La Cassazione ha rigettato il ricorso proposto dalla società datrice di lavoro, sotto diversi profili.
Secondo la Suprema Corte, le censure sollevate dalla ricorrente non investono in alcun modo il significato e la portata applicativa delle norme citate, ma sono integralmente volte a criticare la ricostruzione della fattispecie concreta operata dalla Corte territoriale, laddove ha ritenuto, in primo luogo, insussistente la ragione organizzativa posta a fondamento del licenziamento per giustificato motivo oggettivo e, quindi, accertato, sulla base di ulteriori elementi di giudizio, un "quid pluris" ovvero l'intento ritorsivo, sotteso alla decisione datoriale di espulsione del lavoratore.
Ora, precisano i giudici di legittimità, spetta al giudice di merito individuare le fonti del proprio convincimento ed, in proposito, valutare le prove, controllarne l'attendibilità e la concludenza, scegliere, tra le varie risultanze probatorie, quelle ritenute idonee a dimostrare i fatti in discussione.
L'omesso esame di elementi istruttori, in quanto tale, non integra l'omesso esame circa un fatto decisivo previsto dalla norma quando il fatto storico rappresentato sia stato comunque preso in considerazione dal giudice, ancorché questi non abbia dato conto di tutte le risultanze probatorie astrattamente rilevanti.

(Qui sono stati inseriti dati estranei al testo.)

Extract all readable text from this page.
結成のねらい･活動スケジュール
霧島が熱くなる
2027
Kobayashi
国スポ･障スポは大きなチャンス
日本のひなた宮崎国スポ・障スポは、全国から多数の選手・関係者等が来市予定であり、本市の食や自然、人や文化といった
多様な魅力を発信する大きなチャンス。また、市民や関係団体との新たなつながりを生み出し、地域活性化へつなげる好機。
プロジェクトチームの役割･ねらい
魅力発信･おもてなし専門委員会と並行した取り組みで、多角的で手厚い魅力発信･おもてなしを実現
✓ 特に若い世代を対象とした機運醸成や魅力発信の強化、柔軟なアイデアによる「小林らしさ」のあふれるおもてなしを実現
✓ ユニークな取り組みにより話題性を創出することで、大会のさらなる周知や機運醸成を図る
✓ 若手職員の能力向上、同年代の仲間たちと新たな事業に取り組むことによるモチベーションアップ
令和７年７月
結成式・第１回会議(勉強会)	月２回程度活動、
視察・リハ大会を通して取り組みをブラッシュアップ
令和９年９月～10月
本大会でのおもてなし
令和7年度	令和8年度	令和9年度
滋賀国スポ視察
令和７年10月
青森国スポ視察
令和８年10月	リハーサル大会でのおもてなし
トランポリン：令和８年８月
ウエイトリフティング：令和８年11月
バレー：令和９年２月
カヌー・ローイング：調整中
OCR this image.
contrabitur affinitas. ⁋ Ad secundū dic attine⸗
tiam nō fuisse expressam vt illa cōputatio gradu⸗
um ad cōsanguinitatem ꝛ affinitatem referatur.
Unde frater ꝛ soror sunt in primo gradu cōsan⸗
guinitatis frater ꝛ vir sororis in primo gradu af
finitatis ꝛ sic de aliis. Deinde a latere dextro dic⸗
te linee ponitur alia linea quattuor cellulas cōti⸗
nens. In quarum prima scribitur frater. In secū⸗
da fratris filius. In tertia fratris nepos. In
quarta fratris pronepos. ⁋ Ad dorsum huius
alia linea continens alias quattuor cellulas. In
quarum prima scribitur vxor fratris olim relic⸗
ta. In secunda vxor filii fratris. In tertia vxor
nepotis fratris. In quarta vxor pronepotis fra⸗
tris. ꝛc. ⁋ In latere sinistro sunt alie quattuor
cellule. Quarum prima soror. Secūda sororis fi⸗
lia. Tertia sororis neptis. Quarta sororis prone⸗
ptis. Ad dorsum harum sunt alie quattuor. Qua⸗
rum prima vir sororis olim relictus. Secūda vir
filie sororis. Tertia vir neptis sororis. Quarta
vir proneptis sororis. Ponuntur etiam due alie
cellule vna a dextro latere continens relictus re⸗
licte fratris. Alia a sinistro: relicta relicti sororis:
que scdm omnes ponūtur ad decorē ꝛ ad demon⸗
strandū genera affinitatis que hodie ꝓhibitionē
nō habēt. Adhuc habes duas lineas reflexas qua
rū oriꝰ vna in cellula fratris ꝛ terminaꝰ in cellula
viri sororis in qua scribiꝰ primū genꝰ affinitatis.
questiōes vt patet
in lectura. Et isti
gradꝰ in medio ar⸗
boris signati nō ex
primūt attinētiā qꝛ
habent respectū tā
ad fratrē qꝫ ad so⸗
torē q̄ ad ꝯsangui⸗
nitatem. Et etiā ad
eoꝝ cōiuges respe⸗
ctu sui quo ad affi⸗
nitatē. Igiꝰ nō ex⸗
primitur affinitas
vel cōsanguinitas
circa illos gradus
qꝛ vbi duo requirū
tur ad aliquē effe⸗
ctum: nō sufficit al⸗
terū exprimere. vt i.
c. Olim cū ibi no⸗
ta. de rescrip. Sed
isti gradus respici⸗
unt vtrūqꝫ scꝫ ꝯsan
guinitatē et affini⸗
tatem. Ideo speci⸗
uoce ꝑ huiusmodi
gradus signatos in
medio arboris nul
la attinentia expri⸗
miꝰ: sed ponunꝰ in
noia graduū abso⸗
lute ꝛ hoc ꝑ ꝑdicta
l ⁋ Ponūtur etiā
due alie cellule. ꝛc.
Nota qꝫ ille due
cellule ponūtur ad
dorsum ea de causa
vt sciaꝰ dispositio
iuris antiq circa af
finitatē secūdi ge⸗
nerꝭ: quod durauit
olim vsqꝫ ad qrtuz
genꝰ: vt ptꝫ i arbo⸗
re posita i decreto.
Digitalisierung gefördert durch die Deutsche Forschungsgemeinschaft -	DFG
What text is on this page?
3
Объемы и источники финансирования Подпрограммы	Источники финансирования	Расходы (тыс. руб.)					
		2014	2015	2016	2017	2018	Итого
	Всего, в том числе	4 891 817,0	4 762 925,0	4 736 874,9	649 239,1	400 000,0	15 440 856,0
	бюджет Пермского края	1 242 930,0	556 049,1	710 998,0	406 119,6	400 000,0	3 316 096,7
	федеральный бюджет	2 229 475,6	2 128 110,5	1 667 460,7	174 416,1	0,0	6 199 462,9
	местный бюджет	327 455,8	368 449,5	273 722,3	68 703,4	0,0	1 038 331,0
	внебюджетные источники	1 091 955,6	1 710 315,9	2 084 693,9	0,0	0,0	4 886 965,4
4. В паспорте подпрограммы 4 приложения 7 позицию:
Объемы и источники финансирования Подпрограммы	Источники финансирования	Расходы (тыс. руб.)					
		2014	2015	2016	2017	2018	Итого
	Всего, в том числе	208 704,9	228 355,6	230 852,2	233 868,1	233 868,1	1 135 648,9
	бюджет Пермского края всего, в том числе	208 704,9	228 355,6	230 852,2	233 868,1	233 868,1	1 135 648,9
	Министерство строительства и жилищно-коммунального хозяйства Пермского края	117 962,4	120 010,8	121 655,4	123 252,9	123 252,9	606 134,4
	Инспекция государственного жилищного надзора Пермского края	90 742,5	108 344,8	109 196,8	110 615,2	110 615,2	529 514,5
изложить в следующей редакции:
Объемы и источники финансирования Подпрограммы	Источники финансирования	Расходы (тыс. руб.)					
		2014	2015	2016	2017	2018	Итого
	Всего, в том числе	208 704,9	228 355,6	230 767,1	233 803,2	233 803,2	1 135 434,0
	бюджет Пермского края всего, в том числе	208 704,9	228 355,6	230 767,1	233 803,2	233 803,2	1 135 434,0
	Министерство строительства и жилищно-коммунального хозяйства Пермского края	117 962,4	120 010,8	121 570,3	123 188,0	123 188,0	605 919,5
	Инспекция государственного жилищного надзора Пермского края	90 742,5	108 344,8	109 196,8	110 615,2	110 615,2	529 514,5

Nel caso di specie, la sentenza impugnata aveva ritenuto insussistente la ragione organizzativa posta a base del licenziamento, giudicando superflua la necessità di valutare altri profili dedotti dalla società datrice di lavoro. Nel fare questo, la Corte d’Appello avrebbe semplicemente fatto applicazione della regola c.d. dell’assorbimento (su cui v. tra le altre, Cass. 28663/2013: la figura dell’assorbimento esclude il vizio di omessa pronuncia e ricorre, in senso proprio, quando la decisione sulla domanda cd. assorbita diviene superflua, per sopravvenuto difetto di interesse della parte, che con la pronuncia sulla domanda cd. assorbente ha conseguito la tutela richiesta nel modo più pieno, e, in senso improprio, quando la decisione cd. assorbente esclude la necessità o la possibilità di provvedere sulle altre questioni, ovvero comporta un implicito rigetto di altre domande).